يٰٓاَيُّهَا النَّاسُ كُلُوْا مِمَّا فِى الْاَرْضِ حَلٰلًا طَيِّبًا ۖوَّلَا تَتَّبِعُوْا خُطُوٰتِ الشَّيْطٰنِۗ اِنَّهٗ لَكُمْ عَدُوٌّ مُّبِيْنٌ

 “Wahai manusia! Makanlah dari (makanan) yang halal dan baik yang terdapat di bumi, dan janganlah kamu mengikuti langkah-langkah setan. Sungguh, setan itu musuh yang nyata bagimu” (QS; Al Baqarah: 168)

Ulama berbeda pendapat terkait makna thayib dalam ayat tersebut. Kurang lebih ulama terbagi menjadi dua bagian besar dalam memandang makna thayib yang menjadi sifat bagi makanan.

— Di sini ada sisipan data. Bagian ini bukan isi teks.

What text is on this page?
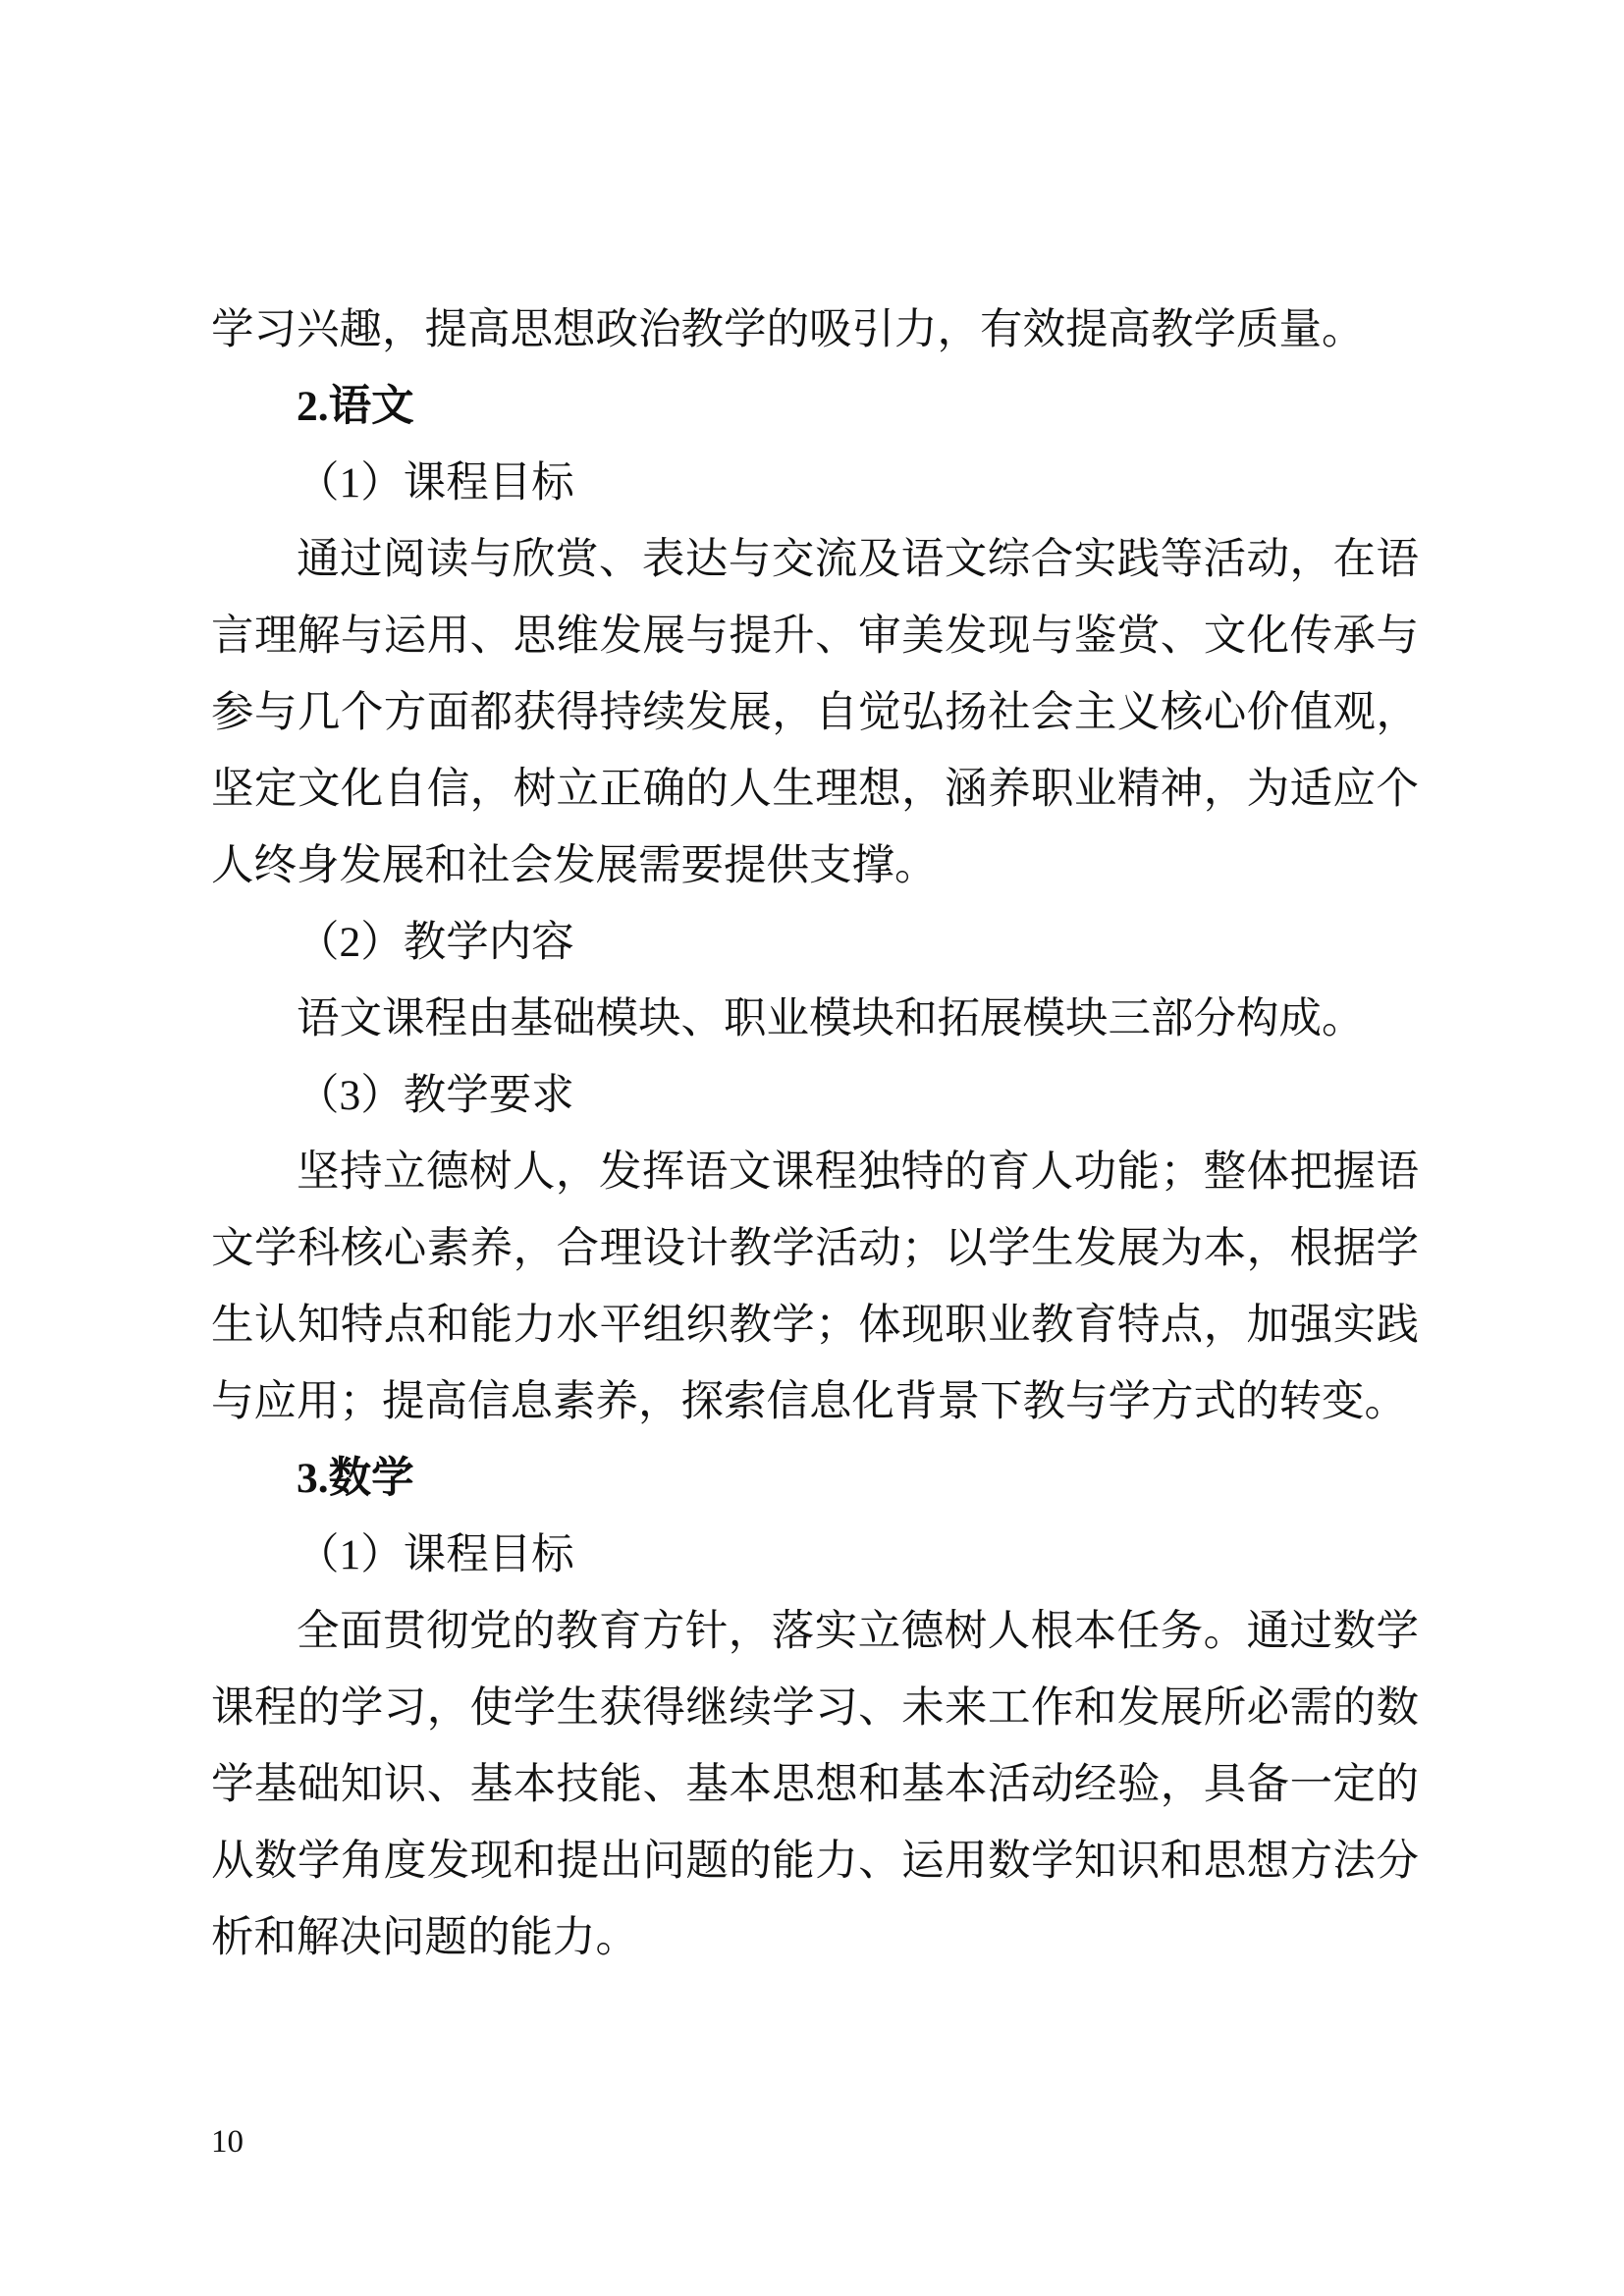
学习兴趣，提高思想政治教学的吸引力，有效提高教学质量。
2.语文
（1）课程目标
通过阅读与欣赏、表达与交流及语文综合实践等活动，在语
言理解与运用、思维发展与提升、审美发现与鉴赏、文化传承与
参与几个方面都获得持续发展，自觉弘扬社会主义核心价值观，
坚定文化自信，树立正确的人生理想，涵养职业精神，为适应个
人终身发展和社会发展需要提供支撑。
（2）教学内容
语文课程由基础模块、职业模块和拓展模块三部分构成。
（3）教学要求
坚持立德树人，发挥语文课程独特的育人功能；整体把握语
文学科核心素养，合理设计教学活动；以学生发展为本，根据学
生认知特点和能力水平组织教学；体现职业教育特点，加强实践
与应用；提高信息素养，探索信息化背景下教与学方式的转变。
3.数学
（1）课程目标
全面贯彻党的教育方针，落实立德树人根本任务。通过数学
课程的学习，使学生获得继续学习、未来工作和发展所必需的数
学基础知识、基本技能、基本思想和基本活动经验，具备一定的
从数学角度发现和提出问题的能力、运用数学知识和思想方法分
析和解决问题的能力。
10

1. Kelompok pertama, berpendapat jika makna thayib dalam ayat adalah halal itu sendiri, sehingga ia menjadi taukid (penguat) dari lafadz halal sebelumnya. Ini menjadi pendapat Madzhab Maliki secara umum dan salah satu pendapat Madzhab Hanafi. Imam Al Qurthubi berkata dalam tafsirnya;

 

وَالطَّيِّبُ هُنَا الْحَلَالُ، فَهُوَ تَأْكِيدٌ لِاخْتِلَافِ اللَّفْظِ، وَهَذَا قَوْلُ مَالِكٍ فِي الطَّيِّبِ. وقال الشافعي: الطيب المستلذ، فهوتَنْوِيعٌ، وَلِذَلِكَ يُمْنَعُ أَكْلُ الْحَيَوَانِ الْقَذِرِ

“Makna thayib diayat ini adalah halal. Dia adalah taukid (penegas) karena berbedanya lafadz. Ini adalah pendapat Malik dalam makna thayib. Imam Syafii berkata; thayib adalah sesuatu yang dianggap lezat, maka ia termasuk pen-jenisan. Oleh karenanya dilarang memakan hewan yang menjijikan”[4]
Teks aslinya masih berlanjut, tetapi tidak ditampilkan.